Некоторые обвинения настолько характерны для коллективных гонений, что уже по одному их упоминанию современные наблюдатели начинают подозревать, что дело пахнет насилием, и смотрят, нет ли тут и других признаков, способных подтвердить их подозрение, – то есть ищут другие гонительские стереотипы.

На первый взгляд, пункты обвинения достаточно разнообразны – но несложно выявить их единство. Во-первых, имеются насильственные преступления, посягающие на самых неприкосновенных – либо для всех членов социума, либо для данного индивида – особ: на короля, на отца, то есть на символы верховной власти, а иногда – как в библейских, так и в современных обществах, – на существ самых слабых и безоружных, особенно на маленьких детей.

Затем идут сексуальные преступления – изнасилование, инцест, скотоложство. Чаще всего упоминаются именно те преступления, которые нарушают самые строгие – в данной культуре – табу.

И наконец, преступления религиозные – например, осквернение гостии. И здесь также речь идет о нарушении самых суровых запретов.

Все эти преступления кажутся посягающими на самые основы культурного порядка, направленными против семейных и иерархических различий, без которых не было бы и социального порядка. Таким образом, они – в сфере индивидуального действия – аналогичны глобальным последствиям эпидемии чумы или любой сравнимой катастрофы.

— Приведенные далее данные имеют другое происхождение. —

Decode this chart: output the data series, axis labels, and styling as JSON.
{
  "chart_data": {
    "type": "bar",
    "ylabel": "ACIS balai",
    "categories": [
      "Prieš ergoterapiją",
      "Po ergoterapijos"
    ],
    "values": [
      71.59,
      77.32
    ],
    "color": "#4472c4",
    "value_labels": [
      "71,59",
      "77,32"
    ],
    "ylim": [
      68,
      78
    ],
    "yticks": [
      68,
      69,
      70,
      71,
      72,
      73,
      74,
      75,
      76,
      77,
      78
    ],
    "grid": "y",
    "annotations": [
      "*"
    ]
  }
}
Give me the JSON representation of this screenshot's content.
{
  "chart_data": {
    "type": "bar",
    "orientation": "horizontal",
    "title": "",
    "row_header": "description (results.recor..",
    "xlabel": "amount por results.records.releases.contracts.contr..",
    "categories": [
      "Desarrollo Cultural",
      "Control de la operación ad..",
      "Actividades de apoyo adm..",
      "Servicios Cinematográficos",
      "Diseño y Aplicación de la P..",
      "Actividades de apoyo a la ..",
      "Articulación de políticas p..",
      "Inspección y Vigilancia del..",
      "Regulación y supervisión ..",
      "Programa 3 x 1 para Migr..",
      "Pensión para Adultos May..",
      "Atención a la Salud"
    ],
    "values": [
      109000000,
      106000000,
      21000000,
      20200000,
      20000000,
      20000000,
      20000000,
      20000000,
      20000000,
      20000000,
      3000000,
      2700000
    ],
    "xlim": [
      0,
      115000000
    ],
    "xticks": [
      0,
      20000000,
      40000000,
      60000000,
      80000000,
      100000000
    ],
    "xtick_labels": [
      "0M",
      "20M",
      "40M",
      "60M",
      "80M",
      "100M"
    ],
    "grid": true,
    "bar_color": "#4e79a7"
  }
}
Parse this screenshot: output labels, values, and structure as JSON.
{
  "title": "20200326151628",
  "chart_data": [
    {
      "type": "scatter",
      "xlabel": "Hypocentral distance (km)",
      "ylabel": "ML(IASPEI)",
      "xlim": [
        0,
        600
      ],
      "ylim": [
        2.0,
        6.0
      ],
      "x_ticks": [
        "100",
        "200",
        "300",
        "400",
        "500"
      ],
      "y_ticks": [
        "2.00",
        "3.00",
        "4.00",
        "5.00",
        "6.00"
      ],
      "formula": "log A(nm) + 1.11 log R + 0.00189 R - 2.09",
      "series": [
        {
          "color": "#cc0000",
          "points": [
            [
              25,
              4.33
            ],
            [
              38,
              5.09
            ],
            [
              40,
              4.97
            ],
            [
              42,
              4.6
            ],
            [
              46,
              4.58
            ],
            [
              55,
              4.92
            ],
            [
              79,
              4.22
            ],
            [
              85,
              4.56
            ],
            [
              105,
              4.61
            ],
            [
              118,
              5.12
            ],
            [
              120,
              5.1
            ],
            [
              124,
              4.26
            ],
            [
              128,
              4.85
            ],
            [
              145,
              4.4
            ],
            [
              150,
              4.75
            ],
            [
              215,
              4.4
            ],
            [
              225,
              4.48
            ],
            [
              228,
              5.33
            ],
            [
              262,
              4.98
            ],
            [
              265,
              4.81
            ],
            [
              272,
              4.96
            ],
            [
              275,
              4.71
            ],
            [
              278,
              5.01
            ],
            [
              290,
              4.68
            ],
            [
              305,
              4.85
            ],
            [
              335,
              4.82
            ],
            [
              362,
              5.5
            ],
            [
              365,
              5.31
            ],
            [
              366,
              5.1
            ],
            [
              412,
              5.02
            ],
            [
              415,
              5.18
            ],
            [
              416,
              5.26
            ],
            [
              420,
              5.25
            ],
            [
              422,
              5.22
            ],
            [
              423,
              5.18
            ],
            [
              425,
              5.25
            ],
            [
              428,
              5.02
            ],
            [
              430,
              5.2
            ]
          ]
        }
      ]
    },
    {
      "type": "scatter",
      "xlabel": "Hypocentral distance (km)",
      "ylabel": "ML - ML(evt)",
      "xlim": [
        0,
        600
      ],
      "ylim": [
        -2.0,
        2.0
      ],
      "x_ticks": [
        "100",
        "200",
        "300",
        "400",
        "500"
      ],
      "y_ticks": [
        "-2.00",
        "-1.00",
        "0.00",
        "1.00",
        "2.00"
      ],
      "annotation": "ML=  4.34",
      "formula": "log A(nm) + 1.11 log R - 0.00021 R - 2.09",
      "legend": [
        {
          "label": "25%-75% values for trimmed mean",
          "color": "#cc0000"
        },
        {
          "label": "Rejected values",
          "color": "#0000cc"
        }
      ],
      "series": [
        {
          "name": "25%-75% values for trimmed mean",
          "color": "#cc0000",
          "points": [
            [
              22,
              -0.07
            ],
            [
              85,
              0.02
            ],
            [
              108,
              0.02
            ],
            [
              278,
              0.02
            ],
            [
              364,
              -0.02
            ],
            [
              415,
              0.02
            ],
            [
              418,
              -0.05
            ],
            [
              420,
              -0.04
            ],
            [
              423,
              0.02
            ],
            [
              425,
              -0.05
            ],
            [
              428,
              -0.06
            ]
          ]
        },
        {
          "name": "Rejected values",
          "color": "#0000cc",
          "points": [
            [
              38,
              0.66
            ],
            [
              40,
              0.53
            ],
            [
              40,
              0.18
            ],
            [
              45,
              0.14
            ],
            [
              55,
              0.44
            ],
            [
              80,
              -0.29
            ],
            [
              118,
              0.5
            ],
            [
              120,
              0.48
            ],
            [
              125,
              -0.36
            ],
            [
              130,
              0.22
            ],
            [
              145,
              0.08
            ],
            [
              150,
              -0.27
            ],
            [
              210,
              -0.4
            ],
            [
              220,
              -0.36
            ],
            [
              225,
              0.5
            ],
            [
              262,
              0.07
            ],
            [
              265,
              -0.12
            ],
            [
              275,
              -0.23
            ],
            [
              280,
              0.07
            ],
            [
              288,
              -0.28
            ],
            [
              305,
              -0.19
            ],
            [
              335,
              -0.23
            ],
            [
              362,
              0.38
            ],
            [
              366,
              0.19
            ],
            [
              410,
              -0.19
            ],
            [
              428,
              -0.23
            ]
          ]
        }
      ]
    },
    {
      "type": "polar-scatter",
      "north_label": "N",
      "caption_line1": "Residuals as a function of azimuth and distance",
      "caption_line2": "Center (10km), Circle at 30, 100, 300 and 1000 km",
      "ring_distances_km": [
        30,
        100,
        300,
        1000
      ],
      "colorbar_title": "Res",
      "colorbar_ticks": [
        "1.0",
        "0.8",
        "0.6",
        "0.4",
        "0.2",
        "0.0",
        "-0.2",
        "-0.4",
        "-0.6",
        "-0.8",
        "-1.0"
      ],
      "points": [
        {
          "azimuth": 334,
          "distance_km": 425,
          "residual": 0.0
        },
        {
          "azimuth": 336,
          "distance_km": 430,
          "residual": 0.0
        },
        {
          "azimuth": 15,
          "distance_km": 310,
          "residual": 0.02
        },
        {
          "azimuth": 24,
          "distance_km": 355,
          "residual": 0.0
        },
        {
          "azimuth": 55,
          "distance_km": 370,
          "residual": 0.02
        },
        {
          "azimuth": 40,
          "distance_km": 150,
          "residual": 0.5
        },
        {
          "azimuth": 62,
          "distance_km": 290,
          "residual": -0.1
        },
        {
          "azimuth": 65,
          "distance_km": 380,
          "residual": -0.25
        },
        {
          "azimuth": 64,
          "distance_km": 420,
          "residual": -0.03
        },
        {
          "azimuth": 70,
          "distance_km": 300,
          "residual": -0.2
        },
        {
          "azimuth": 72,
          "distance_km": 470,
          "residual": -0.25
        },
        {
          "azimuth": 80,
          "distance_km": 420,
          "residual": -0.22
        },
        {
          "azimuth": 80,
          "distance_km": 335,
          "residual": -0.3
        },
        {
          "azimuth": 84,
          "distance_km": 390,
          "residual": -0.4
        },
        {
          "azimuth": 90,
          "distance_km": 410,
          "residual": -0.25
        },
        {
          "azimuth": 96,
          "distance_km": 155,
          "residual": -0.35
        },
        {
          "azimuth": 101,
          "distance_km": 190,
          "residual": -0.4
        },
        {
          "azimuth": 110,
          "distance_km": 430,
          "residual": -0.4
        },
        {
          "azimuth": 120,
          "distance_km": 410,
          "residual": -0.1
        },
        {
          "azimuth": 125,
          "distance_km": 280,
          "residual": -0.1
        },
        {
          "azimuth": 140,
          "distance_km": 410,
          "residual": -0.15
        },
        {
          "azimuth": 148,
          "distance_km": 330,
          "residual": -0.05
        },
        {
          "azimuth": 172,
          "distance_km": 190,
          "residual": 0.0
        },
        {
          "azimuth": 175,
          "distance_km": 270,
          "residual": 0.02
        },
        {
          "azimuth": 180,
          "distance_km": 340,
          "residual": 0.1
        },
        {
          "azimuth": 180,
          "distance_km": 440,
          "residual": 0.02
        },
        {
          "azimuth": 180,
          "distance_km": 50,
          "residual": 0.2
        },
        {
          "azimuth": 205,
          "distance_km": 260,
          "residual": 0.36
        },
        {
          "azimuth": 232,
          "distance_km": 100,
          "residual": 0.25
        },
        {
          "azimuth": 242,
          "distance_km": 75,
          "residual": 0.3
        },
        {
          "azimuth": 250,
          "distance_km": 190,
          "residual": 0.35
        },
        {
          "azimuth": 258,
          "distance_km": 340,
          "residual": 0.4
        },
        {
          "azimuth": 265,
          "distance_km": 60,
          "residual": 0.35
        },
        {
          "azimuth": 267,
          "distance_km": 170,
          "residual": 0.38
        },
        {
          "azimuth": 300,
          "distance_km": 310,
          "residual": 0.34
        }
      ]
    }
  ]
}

Они не просто ослабляют социальные связи, но их полностью разрушают.

Гонители в итоге всегда себя убеждают, что небольшая группа индивидов (или даже всего один индивид) может стать крайне вредоносна для целого общества, несмотря на свою сравнительную слабость. Стереотипное обвинение, которое санкционирует и облегчает это верование, служит своего рода посредником, мостом между малостью индивида и огромностью социального тела. Для того чтобы злодеи, даже самые сатанинские, сумели обезразличить все сообщество, они должны либо поразить его в сердце или в голову, либо внутри своей собственной индивидуальной сферы совершить заразно обезразличивающие преступления, какими и являются отцеубийство, инцест и т. д.

Нам незачем заниматься глубинными причинами этого верования – например, теми бессознательными желаниями, о которых говорят психоаналитики, или той скрытой волей к угнетению, о которой говорят марксисты. Мы располагаемся по сю сторону явлений; наш интерес более элементарен – нас интересуют единственно механика обвинения и сплетение репрезентаций в действиях гонителей. Здесь есть система, и если уж для ее понимания никак не обойтись без причины, то нам будет достаточно причины самой непосредственной и очевидной. Эта причина – тот ужас, который внушает людям затмение культуры, всеобщее смешение, выражающееся в появлении толпы – то есть сообщества, буквально лишенного различий (dédifférenciée), то есть лишенного всего, что людей разносит (diffère) – одного с другим – во времени и в пространстве: толпа – это и есть наглядная неупорядоченность людей, собранных в одном месте единовременно.

Толпа всегда склонна к гонениям, так как естественные причины того, что ее тревожит, того, что ее преображает в turba [ «толпа», «смятение», «беспорядок» (лат.)], не могут ее интересовать. Толпа по определению ищет действия, но воздействовать на естественные причины не может. Поэтому она ищет причину, доступную и способную утолить ее жажду насилия. Участники толпы – всегда потенциальные гонители, так как они мечтают очистить сообщество от нечистых, развращающих элементов, от подрывающих это сообщество предателей. Превращение толпы в толпу – то же самое, что и смутный призыв, который ее мобилизует, иначе говоря, превращает ее в mob [ «толпа», «сброд», «сборище», «чернь» (англ.)]. Действительно, слово mob происходит от mobile [ «подвижный», «возбудимый» (лат.)] и настолько же отличается от crowd [ «толпа», «множество людей» (англ.)], насколько латинская turba отличается от vulgus [ «толпа», «обычные люди» (лат.)]. Французский язык не передает этого отличия.